Tuesday, August 6, 2013

what I'm reading: how well do you know God?

On my mornings off, I go to a cafe and pull out a book. I read a chapter, slowly and carefully. I drink it in, along with my spiced chai.

It's one of the highlights of my week. That slow, meditative reading feeds me, reshapes me, and fills me with thoughts of God and Jesus and the cross.

I've just started a new book: JI Packer's Knowing God. Or maybe I should say an old one. I've read it before. It's one of the greatest Christian classics of all time.
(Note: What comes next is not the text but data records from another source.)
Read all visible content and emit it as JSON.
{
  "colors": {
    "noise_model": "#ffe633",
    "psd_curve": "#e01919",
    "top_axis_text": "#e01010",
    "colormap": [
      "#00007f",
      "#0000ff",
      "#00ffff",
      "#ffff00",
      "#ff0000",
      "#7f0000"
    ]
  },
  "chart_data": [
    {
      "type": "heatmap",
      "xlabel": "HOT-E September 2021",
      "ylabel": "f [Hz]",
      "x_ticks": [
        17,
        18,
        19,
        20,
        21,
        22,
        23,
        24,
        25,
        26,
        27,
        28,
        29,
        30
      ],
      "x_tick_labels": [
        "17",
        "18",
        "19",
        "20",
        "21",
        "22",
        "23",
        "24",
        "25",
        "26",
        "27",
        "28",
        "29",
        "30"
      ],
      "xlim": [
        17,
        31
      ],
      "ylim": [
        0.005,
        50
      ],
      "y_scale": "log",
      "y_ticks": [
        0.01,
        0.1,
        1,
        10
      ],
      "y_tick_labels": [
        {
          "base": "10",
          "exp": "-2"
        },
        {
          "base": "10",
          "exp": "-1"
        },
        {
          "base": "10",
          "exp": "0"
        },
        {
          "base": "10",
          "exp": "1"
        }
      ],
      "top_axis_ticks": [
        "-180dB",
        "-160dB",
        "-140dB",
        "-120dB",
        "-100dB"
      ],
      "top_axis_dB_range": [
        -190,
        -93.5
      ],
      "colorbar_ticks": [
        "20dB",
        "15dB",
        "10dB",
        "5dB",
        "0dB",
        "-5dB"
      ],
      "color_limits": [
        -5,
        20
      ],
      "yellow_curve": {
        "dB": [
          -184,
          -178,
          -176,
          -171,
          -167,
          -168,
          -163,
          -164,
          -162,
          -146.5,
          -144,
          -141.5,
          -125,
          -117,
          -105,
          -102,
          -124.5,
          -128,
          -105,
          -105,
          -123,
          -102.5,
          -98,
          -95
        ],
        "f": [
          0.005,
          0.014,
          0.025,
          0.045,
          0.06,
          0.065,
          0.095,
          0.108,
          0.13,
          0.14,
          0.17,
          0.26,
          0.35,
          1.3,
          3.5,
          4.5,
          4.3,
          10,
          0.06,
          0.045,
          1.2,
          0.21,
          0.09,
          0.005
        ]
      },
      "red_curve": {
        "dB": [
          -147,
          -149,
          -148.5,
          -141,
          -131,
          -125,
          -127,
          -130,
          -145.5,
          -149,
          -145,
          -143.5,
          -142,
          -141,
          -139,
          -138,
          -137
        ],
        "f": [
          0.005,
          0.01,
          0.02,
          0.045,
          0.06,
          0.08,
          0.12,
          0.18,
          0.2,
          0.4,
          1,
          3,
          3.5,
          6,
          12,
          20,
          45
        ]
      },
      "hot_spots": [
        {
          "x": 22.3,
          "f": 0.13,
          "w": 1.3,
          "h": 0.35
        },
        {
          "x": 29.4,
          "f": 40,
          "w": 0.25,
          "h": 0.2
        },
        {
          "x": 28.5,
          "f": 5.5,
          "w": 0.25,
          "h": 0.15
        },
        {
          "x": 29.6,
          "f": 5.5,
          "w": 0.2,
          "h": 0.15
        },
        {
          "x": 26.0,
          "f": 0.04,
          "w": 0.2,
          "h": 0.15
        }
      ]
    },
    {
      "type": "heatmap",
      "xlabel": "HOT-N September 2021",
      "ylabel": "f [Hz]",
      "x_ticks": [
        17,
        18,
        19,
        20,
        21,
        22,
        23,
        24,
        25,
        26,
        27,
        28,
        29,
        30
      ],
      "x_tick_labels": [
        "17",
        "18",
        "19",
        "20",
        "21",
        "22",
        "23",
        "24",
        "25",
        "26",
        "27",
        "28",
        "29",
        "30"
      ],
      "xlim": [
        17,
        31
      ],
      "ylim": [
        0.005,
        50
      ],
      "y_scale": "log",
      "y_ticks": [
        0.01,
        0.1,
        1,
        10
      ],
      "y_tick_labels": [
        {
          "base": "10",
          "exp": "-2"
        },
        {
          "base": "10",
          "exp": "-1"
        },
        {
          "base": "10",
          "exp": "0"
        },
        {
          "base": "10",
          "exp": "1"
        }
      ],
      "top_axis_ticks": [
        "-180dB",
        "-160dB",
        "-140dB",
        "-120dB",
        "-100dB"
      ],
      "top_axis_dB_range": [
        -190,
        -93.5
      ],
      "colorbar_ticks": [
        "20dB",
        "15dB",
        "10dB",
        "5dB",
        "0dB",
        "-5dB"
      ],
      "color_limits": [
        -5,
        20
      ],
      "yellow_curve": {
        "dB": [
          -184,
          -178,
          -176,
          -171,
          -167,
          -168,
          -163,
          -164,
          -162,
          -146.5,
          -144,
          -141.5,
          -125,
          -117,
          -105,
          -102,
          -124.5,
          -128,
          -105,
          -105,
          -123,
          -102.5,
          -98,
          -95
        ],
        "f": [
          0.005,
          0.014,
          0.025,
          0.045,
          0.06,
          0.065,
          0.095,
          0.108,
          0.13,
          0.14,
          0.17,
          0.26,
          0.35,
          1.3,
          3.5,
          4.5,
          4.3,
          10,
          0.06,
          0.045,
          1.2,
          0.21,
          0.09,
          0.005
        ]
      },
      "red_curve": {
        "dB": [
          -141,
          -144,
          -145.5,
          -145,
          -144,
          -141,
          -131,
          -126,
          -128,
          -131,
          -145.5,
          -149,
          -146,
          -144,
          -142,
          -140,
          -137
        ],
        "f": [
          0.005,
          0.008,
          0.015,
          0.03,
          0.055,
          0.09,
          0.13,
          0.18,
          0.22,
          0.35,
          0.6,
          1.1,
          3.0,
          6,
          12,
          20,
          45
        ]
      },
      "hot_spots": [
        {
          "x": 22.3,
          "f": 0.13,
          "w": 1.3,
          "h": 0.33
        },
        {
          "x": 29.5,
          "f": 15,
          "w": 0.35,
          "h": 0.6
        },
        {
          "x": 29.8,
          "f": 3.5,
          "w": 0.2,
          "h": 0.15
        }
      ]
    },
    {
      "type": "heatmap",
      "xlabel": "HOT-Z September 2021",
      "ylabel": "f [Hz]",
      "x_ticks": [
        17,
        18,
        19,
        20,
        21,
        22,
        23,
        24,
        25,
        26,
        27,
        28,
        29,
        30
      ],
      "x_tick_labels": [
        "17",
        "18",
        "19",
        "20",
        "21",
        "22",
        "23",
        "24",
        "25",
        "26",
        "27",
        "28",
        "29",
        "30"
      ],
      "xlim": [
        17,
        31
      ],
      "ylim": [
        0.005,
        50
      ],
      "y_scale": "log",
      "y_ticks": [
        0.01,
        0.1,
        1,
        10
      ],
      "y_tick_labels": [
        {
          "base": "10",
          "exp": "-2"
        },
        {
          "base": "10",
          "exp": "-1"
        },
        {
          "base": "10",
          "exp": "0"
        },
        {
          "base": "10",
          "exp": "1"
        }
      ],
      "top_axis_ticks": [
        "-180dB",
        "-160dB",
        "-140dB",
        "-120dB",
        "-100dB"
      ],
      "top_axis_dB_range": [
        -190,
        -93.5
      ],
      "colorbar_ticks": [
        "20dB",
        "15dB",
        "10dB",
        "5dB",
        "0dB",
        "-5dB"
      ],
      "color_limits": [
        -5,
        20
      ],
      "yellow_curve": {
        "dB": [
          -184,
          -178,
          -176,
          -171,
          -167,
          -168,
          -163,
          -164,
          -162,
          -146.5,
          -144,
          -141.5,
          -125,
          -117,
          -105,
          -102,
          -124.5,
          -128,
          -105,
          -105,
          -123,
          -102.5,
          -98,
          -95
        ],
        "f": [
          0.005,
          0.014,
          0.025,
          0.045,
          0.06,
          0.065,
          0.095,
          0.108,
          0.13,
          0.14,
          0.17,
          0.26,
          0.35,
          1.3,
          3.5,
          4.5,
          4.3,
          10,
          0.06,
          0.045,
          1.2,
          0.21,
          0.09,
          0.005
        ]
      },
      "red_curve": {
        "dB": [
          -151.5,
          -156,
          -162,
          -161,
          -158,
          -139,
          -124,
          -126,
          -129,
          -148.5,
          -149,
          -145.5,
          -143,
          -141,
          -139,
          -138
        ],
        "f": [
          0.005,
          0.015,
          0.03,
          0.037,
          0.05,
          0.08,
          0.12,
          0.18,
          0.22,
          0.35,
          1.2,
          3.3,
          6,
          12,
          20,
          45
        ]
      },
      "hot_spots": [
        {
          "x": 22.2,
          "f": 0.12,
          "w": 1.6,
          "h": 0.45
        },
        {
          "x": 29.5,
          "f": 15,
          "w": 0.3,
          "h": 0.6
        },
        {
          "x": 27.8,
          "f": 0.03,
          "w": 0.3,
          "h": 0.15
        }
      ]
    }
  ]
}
You might like to join me! Let me know if you'd like to read Knowing God along with me. I'm sure a few quotes and reflections will make their way onto this blog.

Here's a quote that helps me realise how much I need to grow in my knowledge of God.
I walked in the sunshine with a scholar who had effectively forfeited his prospects of academic advancement by clashing with church dignitaries over the gospel of grace.
“But it doesn’t matter,” he said at length, “for I’ve known God and they haven’t.”

The remark was a mere parenthesis, a passing comment on something I had said, but it has stuck with me, and set me thinking.

Not many of us, I think, would ever naturally say that we have known God. The words imply a definiteness and matter-of-factness of experience to which most of us, if we are honest, have to admit that we are still strangers. ...

Would it occur to us to say, without hesitation, and with reference to particular events in our personal history, that we have known God?

I doubt it, for I suspect that with most of us experience of God has never become so vivid as that.
Nor, I think, would many of us ever naturally say that, in the light of the knowledge of God which we have come to enjoy, past disappointments and present heartbreaks, as the world counts heartbreaks, don’t matter. ...

Those who really know God ... never brood on might-have-beens; they never think of the things they have missed, only of what they have gained. ...

What normal person spends his time nostalgically dreaming of manure? (Phil 3:7-10) Yet this, in effect, is what many of us do.

It shows how little we have in the way of true knowledge of God.

Time to get reading! Let me know if you want to read this Christian classic with me.

4 comments:

bombom said...

Happy to join you Jean, but as my copy of the book has gone AWOL, I will need to buy another..planned for Saturday . I have read it in the past, but I am sure it will be good to refresh again :)

Bronwen McCoy

Jean said...

Good to hear, Bronwyn! My friend Sarah is reading the book at the moment too.

Purplepal said...

Dear Jean
I would love to join you and anyone else in reading Knowing God. I have an e book copy of it. I belong to Quilt for Christ group.
Doreen Dewse

Jean said...

Welcome aboard, Doreen; and happy reading (and quilting).